Master's in economic development
What I understand by decolonisation in the university is that we're trying to push forward the transformation ideal. Bringing it back to UCT, it's about freeing the students from this system, if you can call it that. It's about pushing forward transformation, making sure everybody feels included, everybody is heard, and that everybody feels like they could be heard if they had something to say.
Obviously you have to start at the top, I would say, for instance, Senate and the university Council - which I had no idea about before Rhodes Must Fall - have now been brought to light; and I think it's important that we transform from the highest point, which makes it easier to have that trickle-down effect.
It's also important to have transformation in the faculty, because those are the faces you see when you come to school. I studied my undergrad in politics, philosophy and economics. I haven't had a single black female lecturer in my entire career here.
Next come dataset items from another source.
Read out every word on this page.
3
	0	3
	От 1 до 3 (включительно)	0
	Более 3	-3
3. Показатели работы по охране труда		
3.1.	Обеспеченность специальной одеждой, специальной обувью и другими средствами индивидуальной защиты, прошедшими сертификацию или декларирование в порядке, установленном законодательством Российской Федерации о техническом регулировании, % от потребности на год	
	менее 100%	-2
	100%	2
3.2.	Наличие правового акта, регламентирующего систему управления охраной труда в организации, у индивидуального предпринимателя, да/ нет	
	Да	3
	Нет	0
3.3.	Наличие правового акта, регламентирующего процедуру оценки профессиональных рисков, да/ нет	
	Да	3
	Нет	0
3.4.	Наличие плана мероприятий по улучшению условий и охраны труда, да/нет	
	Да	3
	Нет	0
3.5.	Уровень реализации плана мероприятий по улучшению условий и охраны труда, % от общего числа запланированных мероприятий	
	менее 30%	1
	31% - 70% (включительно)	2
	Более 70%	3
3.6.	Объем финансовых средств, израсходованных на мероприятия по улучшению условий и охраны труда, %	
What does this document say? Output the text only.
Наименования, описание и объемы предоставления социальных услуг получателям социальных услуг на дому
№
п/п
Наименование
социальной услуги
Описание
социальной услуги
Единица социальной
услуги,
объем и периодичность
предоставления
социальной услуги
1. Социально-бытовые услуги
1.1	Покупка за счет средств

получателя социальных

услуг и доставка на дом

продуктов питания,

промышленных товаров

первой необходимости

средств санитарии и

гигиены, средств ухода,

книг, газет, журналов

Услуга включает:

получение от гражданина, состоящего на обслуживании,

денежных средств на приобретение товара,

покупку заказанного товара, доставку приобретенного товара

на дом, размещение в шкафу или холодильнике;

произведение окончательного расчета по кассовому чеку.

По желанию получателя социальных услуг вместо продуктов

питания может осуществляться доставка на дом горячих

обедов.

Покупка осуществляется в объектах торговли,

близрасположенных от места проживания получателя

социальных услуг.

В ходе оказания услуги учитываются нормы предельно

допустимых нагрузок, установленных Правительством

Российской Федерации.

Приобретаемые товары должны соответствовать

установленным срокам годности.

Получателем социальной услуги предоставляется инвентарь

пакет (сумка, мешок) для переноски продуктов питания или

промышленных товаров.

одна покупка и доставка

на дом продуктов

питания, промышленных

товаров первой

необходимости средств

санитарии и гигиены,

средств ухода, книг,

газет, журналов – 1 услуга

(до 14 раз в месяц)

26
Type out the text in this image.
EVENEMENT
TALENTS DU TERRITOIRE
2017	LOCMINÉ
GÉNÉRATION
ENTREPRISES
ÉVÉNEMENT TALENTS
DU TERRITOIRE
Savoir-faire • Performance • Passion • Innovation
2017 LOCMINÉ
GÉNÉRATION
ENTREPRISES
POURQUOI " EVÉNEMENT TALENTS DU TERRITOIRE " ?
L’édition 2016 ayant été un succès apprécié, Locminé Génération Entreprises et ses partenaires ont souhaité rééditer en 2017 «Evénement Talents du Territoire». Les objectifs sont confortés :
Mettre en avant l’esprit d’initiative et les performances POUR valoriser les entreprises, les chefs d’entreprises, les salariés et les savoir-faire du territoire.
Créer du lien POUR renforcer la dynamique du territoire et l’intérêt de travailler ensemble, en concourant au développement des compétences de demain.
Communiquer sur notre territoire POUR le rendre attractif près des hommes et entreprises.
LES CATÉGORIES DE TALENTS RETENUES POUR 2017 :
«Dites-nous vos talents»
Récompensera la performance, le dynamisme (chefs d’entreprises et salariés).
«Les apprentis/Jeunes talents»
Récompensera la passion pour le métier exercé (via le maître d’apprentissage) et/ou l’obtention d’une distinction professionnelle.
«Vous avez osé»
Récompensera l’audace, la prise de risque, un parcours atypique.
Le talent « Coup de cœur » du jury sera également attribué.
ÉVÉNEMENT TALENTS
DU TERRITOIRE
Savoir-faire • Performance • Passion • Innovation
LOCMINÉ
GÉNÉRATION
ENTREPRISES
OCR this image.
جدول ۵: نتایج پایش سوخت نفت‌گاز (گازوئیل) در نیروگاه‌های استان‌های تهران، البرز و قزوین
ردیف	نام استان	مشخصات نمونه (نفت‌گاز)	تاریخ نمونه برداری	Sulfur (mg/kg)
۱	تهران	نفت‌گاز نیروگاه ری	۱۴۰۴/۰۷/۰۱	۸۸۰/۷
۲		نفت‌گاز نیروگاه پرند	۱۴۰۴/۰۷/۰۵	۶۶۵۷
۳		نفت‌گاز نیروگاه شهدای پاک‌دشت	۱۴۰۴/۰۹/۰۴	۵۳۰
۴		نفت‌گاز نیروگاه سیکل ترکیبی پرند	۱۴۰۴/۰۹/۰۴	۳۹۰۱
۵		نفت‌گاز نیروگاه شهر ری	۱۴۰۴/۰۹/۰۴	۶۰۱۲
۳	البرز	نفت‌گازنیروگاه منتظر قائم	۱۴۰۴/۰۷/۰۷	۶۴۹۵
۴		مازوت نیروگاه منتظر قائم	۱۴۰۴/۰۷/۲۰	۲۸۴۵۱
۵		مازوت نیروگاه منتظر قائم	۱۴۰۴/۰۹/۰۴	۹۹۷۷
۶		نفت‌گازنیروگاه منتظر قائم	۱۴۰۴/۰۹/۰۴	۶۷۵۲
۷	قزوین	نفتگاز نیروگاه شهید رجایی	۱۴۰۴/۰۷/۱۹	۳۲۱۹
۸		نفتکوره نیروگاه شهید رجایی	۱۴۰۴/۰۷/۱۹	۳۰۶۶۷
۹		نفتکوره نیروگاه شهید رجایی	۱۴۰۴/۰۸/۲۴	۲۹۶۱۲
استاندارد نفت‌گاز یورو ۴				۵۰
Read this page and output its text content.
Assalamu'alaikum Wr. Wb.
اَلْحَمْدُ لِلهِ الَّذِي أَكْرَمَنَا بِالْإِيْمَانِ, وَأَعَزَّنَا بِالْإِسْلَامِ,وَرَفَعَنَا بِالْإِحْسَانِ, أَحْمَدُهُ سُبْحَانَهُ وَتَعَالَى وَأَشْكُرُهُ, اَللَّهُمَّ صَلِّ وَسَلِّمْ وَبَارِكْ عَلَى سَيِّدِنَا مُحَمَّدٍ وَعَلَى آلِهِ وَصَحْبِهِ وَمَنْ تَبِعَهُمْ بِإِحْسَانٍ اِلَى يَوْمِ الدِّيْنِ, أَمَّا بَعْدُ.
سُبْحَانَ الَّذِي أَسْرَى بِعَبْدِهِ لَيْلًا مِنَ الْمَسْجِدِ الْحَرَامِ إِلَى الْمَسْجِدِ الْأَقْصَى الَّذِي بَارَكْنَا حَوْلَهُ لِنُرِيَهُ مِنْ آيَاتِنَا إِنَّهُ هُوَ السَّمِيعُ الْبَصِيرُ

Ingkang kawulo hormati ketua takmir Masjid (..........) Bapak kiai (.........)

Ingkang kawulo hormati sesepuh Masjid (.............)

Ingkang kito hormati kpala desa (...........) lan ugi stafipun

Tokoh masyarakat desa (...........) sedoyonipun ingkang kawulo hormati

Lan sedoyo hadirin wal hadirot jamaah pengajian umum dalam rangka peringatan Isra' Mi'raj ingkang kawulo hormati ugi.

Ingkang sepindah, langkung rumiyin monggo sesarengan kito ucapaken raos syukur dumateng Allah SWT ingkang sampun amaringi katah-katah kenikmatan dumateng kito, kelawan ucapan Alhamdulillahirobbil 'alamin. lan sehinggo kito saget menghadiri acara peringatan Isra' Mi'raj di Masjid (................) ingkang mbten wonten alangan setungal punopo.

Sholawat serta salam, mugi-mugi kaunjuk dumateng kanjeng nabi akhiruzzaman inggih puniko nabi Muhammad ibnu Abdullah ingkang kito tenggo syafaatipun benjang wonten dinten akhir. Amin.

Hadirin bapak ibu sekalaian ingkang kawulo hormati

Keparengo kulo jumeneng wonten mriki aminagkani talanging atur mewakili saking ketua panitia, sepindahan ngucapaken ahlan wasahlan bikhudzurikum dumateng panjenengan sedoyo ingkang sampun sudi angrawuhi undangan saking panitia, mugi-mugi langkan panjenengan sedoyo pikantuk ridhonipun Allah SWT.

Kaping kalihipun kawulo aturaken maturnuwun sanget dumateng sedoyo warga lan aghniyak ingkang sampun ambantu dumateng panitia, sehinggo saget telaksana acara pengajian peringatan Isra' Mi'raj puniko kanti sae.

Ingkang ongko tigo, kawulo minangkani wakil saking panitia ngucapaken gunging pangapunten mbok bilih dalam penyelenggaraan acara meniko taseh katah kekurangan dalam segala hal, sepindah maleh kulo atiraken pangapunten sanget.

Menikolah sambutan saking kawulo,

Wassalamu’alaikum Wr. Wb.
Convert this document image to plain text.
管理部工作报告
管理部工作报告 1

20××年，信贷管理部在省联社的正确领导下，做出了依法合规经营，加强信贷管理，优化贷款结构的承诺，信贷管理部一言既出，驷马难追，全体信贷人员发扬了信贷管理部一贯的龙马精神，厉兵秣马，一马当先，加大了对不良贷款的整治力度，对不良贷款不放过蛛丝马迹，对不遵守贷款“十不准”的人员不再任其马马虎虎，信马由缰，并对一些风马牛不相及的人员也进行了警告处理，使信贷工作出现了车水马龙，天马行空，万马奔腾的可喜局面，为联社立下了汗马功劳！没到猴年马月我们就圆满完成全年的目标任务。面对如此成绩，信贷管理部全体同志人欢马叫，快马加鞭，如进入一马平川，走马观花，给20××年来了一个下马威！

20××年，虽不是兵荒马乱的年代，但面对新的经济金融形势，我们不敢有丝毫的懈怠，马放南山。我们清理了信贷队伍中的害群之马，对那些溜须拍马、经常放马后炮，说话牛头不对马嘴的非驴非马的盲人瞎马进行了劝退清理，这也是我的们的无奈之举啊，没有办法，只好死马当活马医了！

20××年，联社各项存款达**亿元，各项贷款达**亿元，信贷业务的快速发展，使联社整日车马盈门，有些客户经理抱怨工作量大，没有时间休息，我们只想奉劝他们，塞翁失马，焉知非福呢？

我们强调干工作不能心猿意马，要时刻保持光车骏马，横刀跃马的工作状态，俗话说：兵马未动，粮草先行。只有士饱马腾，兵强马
From my first year in politics especially, you'd think they'd be more enlightened about our context; but I found that the curriculum focused a lot on Eurocentric concepts and theorists. It's unfortunate, because that's not to say that there aren't any African philosophers or theorists or political scientists. So it's curious to me as to why they aren't included in the syllabus.
Looking around for places to do my master's, I found that you actually have a better African studies department in the UK than at supposedly the best university in Africa! Why should I have to travel there to get a good education on Africa when I live in Africa? The curriculum is an important aspect.